Protesters wanted change but Lebanon's elite picks veteran Saad Hariri to lead crisis-wracked country

Hariri's return will be met with dismay by many protesters calling for an end to Lebanon's power-sharing system.

Beirut, Lebanon (CNN)Former Lebanese Prime Minister Saad Hariri, who was toppled in a popular uprising nearly one year ago, has been tasked with forming the crisis-plagued country's next government.

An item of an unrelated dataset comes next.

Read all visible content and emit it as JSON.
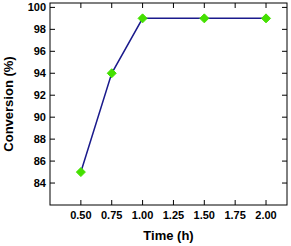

He faces the grueling task of forming a cabinet in a country still reeling from the aftermath of a massive explosion that ripped through the capital in August. The country is mired in a financial meltdown, political infighting and widespread anger at Beirut's ruling elite.
In a speech Thursday after his appointment as prime minister-designate, Hariri said he would move quickly to form a new government "because the time is running out and this is our beloved country's last and only chance."
    "I tell the Lebanese people, who are facing despairing hardships, I say that I am dedicated to my promise to them to work on stopping the collapse that is threatening our economy, our security, and to rebuild the destruction of the terrible port explosion in Beirut," said Hariri.
      Hariri said he would build an apolitical and technocratic government to enact wide-ranging reforms. The move puts him at loggerheads with opponents in the country's Hezbollah-backed parliamentary majority who have repeatedly rejected proposals to create a cabinet of technocrats.
      If Hariri succeeds in creating the next government, he will be taking on the premiership for a fourth time. A staple of the country's political class, Hariri is the son of the assassinated former Prime Minister Rafik Hariri and is the most high-profile Sunni Muslim political leader in Lebanon.
      Lebanon's political system allots the post of prime minister to a Sunni Muslim, and Hariri's return will be met with dismay by many anti-establishment protesters who have called for an end to the country's power-sharing system.
      Hariri is perhaps best-known internationally for his shock resignation of the premiership in 2017 during a trip to Saudi Arabia. His resignation was widely believed to have been coerced by Saudi Arabia, where he was reportedly detained upon arrival in Riyadh. Hariri and Saudi Arabia have repeatedly denied those claims, and weeks later, he recanted his resignation.
      The former prime minister, who shunned the premiership for most of the last year after stepping down, has vowed to push through reforms endorsed by the international community and dictated by French President Emmanuel Macron during his two visits to Beirut in recent months.